Der Kinohit des Jahres 1984 galt als eine der wenigen durch und durch gelungenen Film-Umsetzungen für 8-Bit-Computer. Denn neben der von der Filmmusik inspirierten Sound-Untermalung und der liebevoll umgesetzten Grafik konnte auch das Spielprinzip überzeugen. Die chaotische Geisterjäger-Truppe kurvt zunächst im Auto in Manhattan umher, bis ihr geisterhafte Aktivitäten gemeldet werden. Dann muss die Crew so schnell wie möglich an den Ort des Geschehens gebracht werden.

Dort angekommen, wird die Geisterfalle ausgepackt. Die Ghostbuster-Figuren mit ihren Strahlern müssen dann so positioniert werden, dass der Geist nicht entwischen kann. Aber Vorsicht: Wie Kenner des Films wissen, dürfen sich die Strahlen nicht kreuzen, denn auch im Spiel hat das fatale Folgen. Zu guter Letzt ist Timing gefragt: Die Falle muss genau dann ausgelöst werden, wenn sich der Geist darüber befindet. Gelingt dies nicht, dann rächt sich das Gespenst mit einer Schleimpackung.

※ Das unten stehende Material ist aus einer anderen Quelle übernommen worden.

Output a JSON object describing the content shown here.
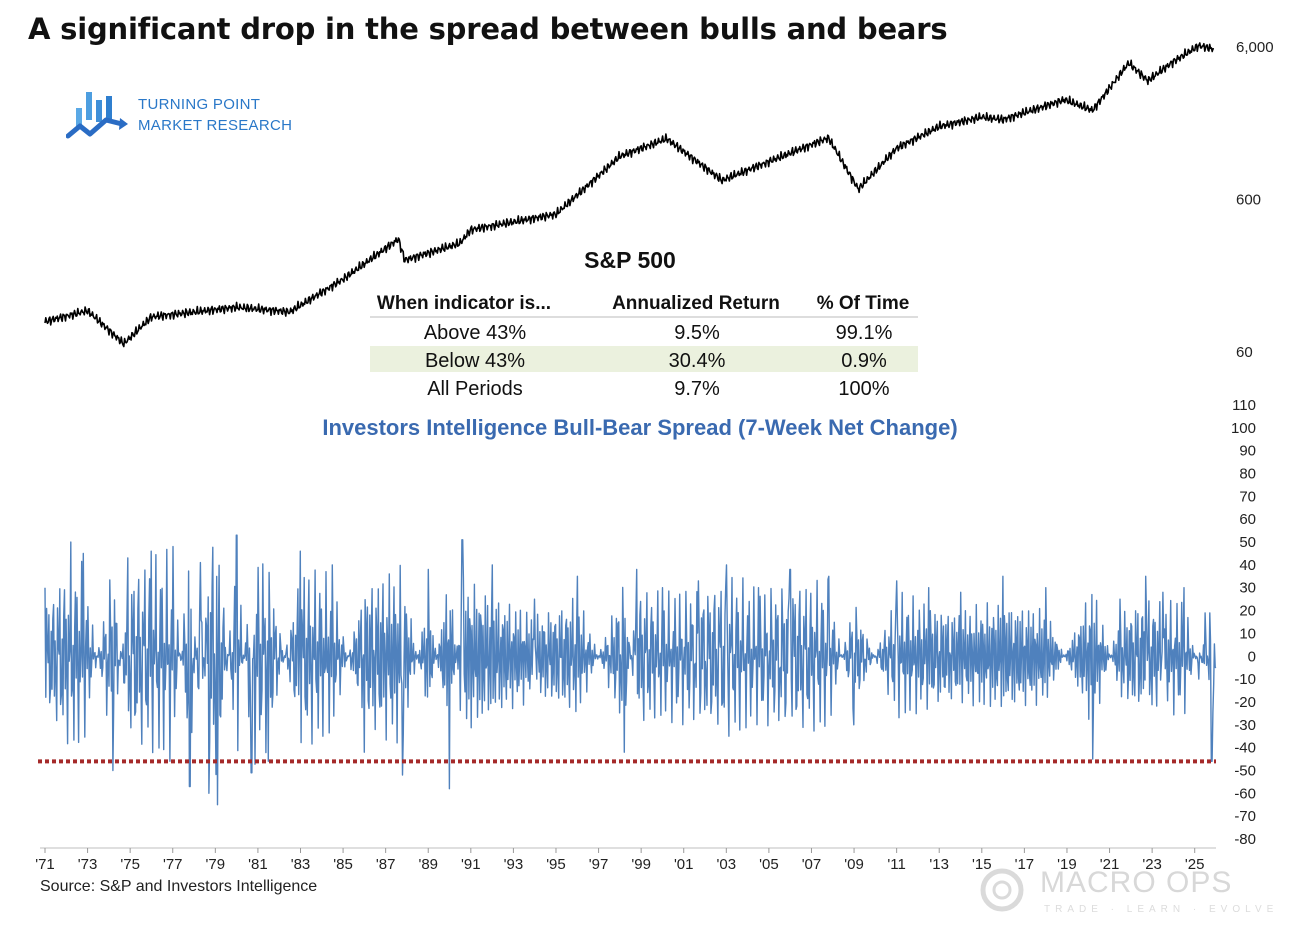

Der vereinfachte Stadtplan von New York auf dem C64. Das Ghostbusters-Symbol zeigt die Position des Autos der tapferen Geisterjäger an. Noch ist alles ruhig. Noch...
Der vereinfachte Stadtplan von New York auf dem C64. Das Ghostbusters-Symbol zeigt die Position des Autos der tapferen Geisterjäger an. Noch ist alles ruhig. Noch...
(Bild: Activision)
David Crane, der Schöpfer von "Ghostbusters" (nicht zu verwechseln mit dem Produzenten der Fernsehserie "Friends"), gehörte zu den frühen Stars der Computerspiele-Szene. Er war Mitbegründer der Firma Activision, die zunächst hauptsächlich Spiele für das Atari-Videospielsystem produzierte. Eines der bekanntesten Spiele aus dieser Phase war die Dschungel-Expedition "Pitfall!", die hinter dem legendären "Pac-Man" zum am zweithäufigsten verkauften Titel für das Atari-System avancierte.

Nach dem Zusammenbruch des Videospielemarktes im Jahr 1983, der durch den Siegeszug der Heimcomputer und eine Vielzahl ideenlos zusammengeklöppelter Konsolentitel begünstigt wurde, wandte sich Crane den 8-Bit-Computern wie dem C64 zu.

Ein kleines Highlight aus damaliger Sicht war die Sprachausgabe der C64-Version von "Ghostbusters": Gelang es nicht, den Geist einzufangen, dann erklang klar verständlich das Filmzitat "He slimed me" (zu Deutsch: "Er schleimte mich voll") aus dem Lautsprecher.